La chute du fait majoritaire et la multiplication des gouvernements minoritaires révèlent une mutation profonde de la Ve République. Entre usage répété du 49-3 et dissolutions hasardeuses, la France redécouvre sa nature parlementaire, mais sans en avoir encore assumé la culture du compromis.
Le déclin d’un pilier de la Ve République
49-3 ici, 49-1 là : chaque fois, c’est l’absence de confiance qui signe la disparition du « fait majoritaire », cette divine surprise des débuts de la Ve République évoquée par Bastien François. Après plus de soixante ans d’habitude institutionnelle, les acteurs politiques peinent à s’en détacher.
Dès 2023, lors de la réforme des retraites, le constitutionnaliste Denis Baranger en avait souligné les conséquences. Les législatives de 2024 n’ont fait qu’aggraver les fractures apparues en 2022. Les outils du parlementarisme rationalisé ne suffisent plus : on redécouvre la nature parlementaire d’un régime que la présidentialisation avait masquée, au prix de gouvernements fragiles et minoritaires, faute de coalitions assumées.
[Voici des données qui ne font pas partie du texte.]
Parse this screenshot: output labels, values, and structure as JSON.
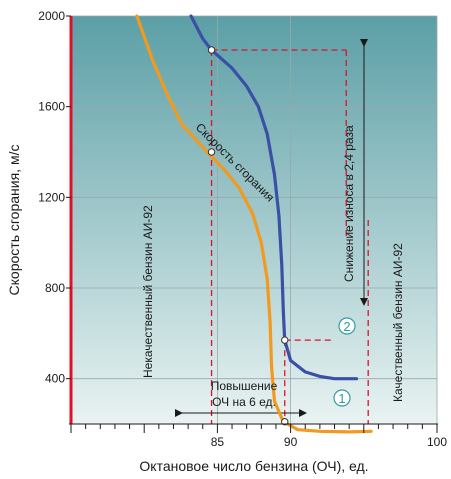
{
  "chart_data": {
    "type": "line",
    "xlabel": "Октановое число бензина (ОЧ), ед.",
    "ylabel": "Скорость сгорания, м/с",
    "xlim": [
      75,
      100
    ],
    "ylim": [
      200,
      2000
    ],
    "x_ticks": [
      {
        "value": 85,
        "label": "85"
      },
      {
        "value": 90,
        "label": "90"
      },
      {
        "value": 100,
        "label": "100"
      }
    ],
    "y_ticks": [
      {
        "value": 400,
        "label": "400"
      },
      {
        "value": 800,
        "label": "800"
      },
      {
        "value": 1200,
        "label": "1200"
      },
      {
        "value": 1600,
        "label": "1600"
      },
      {
        "value": 2000,
        "label": "2000"
      }
    ],
    "grid": true,
    "background": {
      "top": "#5b9fa6",
      "bottom": "#e9f3f2"
    },
    "axis_color": "#e0102a",
    "series": [
      {
        "marker": "2",
        "color": "#3a4fa6",
        "points": [
          [
            83.2,
            2000
          ],
          [
            84.0,
            1900
          ],
          [
            84.6,
            1850
          ],
          [
            86.0,
            1770
          ],
          [
            87.0,
            1690
          ],
          [
            87.8,
            1600
          ],
          [
            88.4,
            1480
          ],
          [
            88.9,
            1300
          ],
          [
            89.2,
            1120
          ],
          [
            89.4,
            900
          ],
          [
            89.5,
            700
          ],
          [
            89.6,
            570
          ],
          [
            90.0,
            480
          ],
          [
            91.0,
            430
          ],
          [
            92.0,
            410
          ],
          [
            93.0,
            400
          ],
          [
            94.5,
            400
          ]
        ]
      },
      {
        "marker": "1",
        "color": "#f39a1e",
        "points": [
          [
            79.5,
            2000
          ],
          [
            80.6,
            1800
          ],
          [
            81.6,
            1650
          ],
          [
            82.6,
            1520
          ],
          [
            84.3,
            1400
          ],
          [
            85.5,
            1320
          ],
          [
            86.5,
            1240
          ],
          [
            87.4,
            1130
          ],
          [
            88.0,
            1000
          ],
          [
            88.4,
            840
          ],
          [
            88.6,
            650
          ],
          [
            88.7,
            450
          ],
          [
            88.9,
            300
          ],
          [
            89.5,
            210
          ],
          [
            90.5,
            175
          ],
          [
            92.0,
            168
          ],
          [
            94.0,
            165
          ],
          [
            95.5,
            168
          ]
        ]
      }
    ],
    "highlight_points": [
      {
        "x": 84.6,
        "y": 1850
      },
      {
        "x": 84.6,
        "y": 1400
      },
      {
        "x": 89.6,
        "y": 570
      },
      {
        "x": 89.6,
        "y": 210
      }
    ],
    "reference_lines": [
      {
        "x1": 84.6,
        "y1": 1850,
        "x2": 93.8,
        "y2": 1850
      },
      {
        "x1": 89.6,
        "y1": 570,
        "x2": 93.0,
        "y2": 570
      },
      {
        "x1": 84.6,
        "y1": 1850,
        "x2": 84.6,
        "y2": 200
      },
      {
        "x1": 89.6,
        "y1": 570,
        "x2": 89.6,
        "y2": 200
      },
      {
        "x1": 93.8,
        "y1": 1850,
        "x2": 93.8,
        "y2": 1020
      },
      {
        "x1": 95.3,
        "y1": 1100,
        "x2": 95.3,
        "y2": 200
      }
    ],
    "annotations": {
      "curve_label": "Скорость сгорания",
      "low_quality": "Некачественный бензин АИ-92",
      "high_quality": "Качественный бензин АИ-92",
      "wear_reduction": "Снижение износа в 2,4 раза",
      "increase_line1": "Повышение",
      "increase_line2": "ОЧ на 6 ед."
    }
  }
}
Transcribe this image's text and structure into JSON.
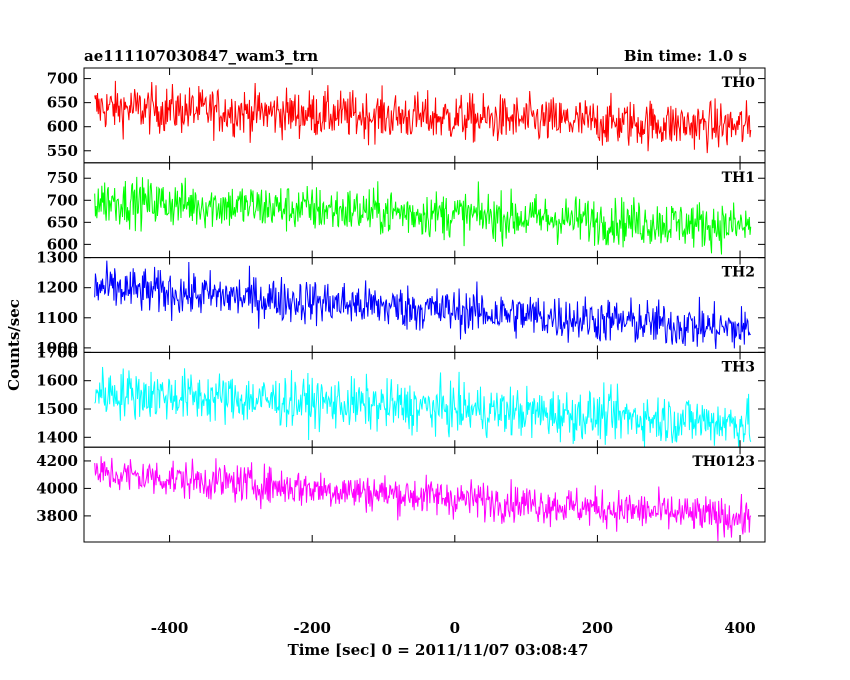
{
  "chart_data": {
    "type": "line",
    "title": "ae111107030847_wam3_trn",
    "bin_time": "Bin time: 1.0 s",
    "xlabel": "Time [sec] 0 = 2011/11/07 03:08:47",
    "ylabel": "Counts/sec",
    "xlim": [
      -520,
      435
    ],
    "x_ticks": [
      -400,
      -200,
      0,
      200,
      400
    ],
    "x_range": [
      -505,
      415
    ],
    "grid": false,
    "panels": [
      {
        "name": "TH0",
        "color": "#ff0000",
        "ylim": [
          525,
          722
        ],
        "y_ticks": [
          550,
          600,
          650,
          700
        ],
        "mean_start": 640,
        "mean_end": 600,
        "noise": 25
      },
      {
        "name": "TH1",
        "color": "#00ff00",
        "ylim": [
          570,
          785
        ],
        "y_ticks": [
          600,
          650,
          700,
          750
        ],
        "mean_start": 700,
        "mean_end": 640,
        "noise": 27
      },
      {
        "name": "TH2",
        "color": "#0000ff",
        "ylim": [
          985,
          1300
        ],
        "y_ticks": [
          1000,
          1100,
          1200,
          1300
        ],
        "mean_start": 1200,
        "mean_end": 1060,
        "noise": 38
      },
      {
        "name": "TH3",
        "color": "#00ffff",
        "ylim": [
          1365,
          1700
        ],
        "y_ticks": [
          1400,
          1500,
          1600,
          1700
        ],
        "mean_start": 1560,
        "mean_end": 1450,
        "noise": 45
      },
      {
        "name": "TH0123",
        "color": "#ff00ff",
        "ylim": [
          3610,
          4300
        ],
        "y_ticks": [
          3800,
          4000,
          4200
        ],
        "mean_start": 4110,
        "mean_end": 3780,
        "noise": 70
      }
    ]
  }
}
Une crise de régime lente mais réelle
La dissolution précipitée de juin 2024 a ouvert un cycle d’instabilité qui s’apparente à une crise de régime lente. Lente, car sans rupture brutale ; réelle, car elle affaiblit chaque jour la capacité du pays à se gouverner. Cette fragilité surgit alors que la France doit prendre des décisions cruciales : consolidation budgétaire, investissement militaire, action climatique, affirmation de sa voix en Europe face aux États-Unis.
Le défi des coalitions
La question centrale est désormais celle de la culture du compromis. Dans la plupart des démocraties européennes, la négociation et les coalitions sont la règle. En France, l’histoire du fait majoritaire a dispensé les partis de cet apprentissage. Mais sans cette mue, le pays restera enfermé dans une zone grise, balloté entre gouvernements précaires et contestations sociales répétées.
La piste de la proportionnelle
Une évolution vers un mode de scrutin proportionnel pourrait rééquilibrer la représentation nationale et dispenser les partis d’alliances pré-électorales artificielles. Elle favoriserait des coalitions construites après le vote, comme en Allemagne, en Espagne ou en Italie. Ce changement n’effacerait pas toutes les difficultés, mais il obligerait les forces politiques françaises à entrer dans une logique de coopération durable.
Deux scénarios pour l’avenir
L’avenir institutionnel oscille entre deux chemins. Le premier serait celui d’une Ve République « parlementarisée » de fait, où l’exécutif gouvernerait par compromis instables et accords ponctuels. Le second serait celui d’une réforme constitutionnelle ambitieuse, ouvrant vers une VIe République adaptée à un paysage fragmenté : proportionnelle renforcée, rôle présidentiel redéfini, et partage plus équilibré du pouvoir entre exécutif et législatif.
Dans les deux cas, la France ne pourra indéfiniment s’accrocher au mythe disparu du fait majoritaire. Elle devra accepter la logique parlementaire qui s’impose à elle, au risque, sinon, de voir sa démocratie s’enliser dans une instabilité chronique.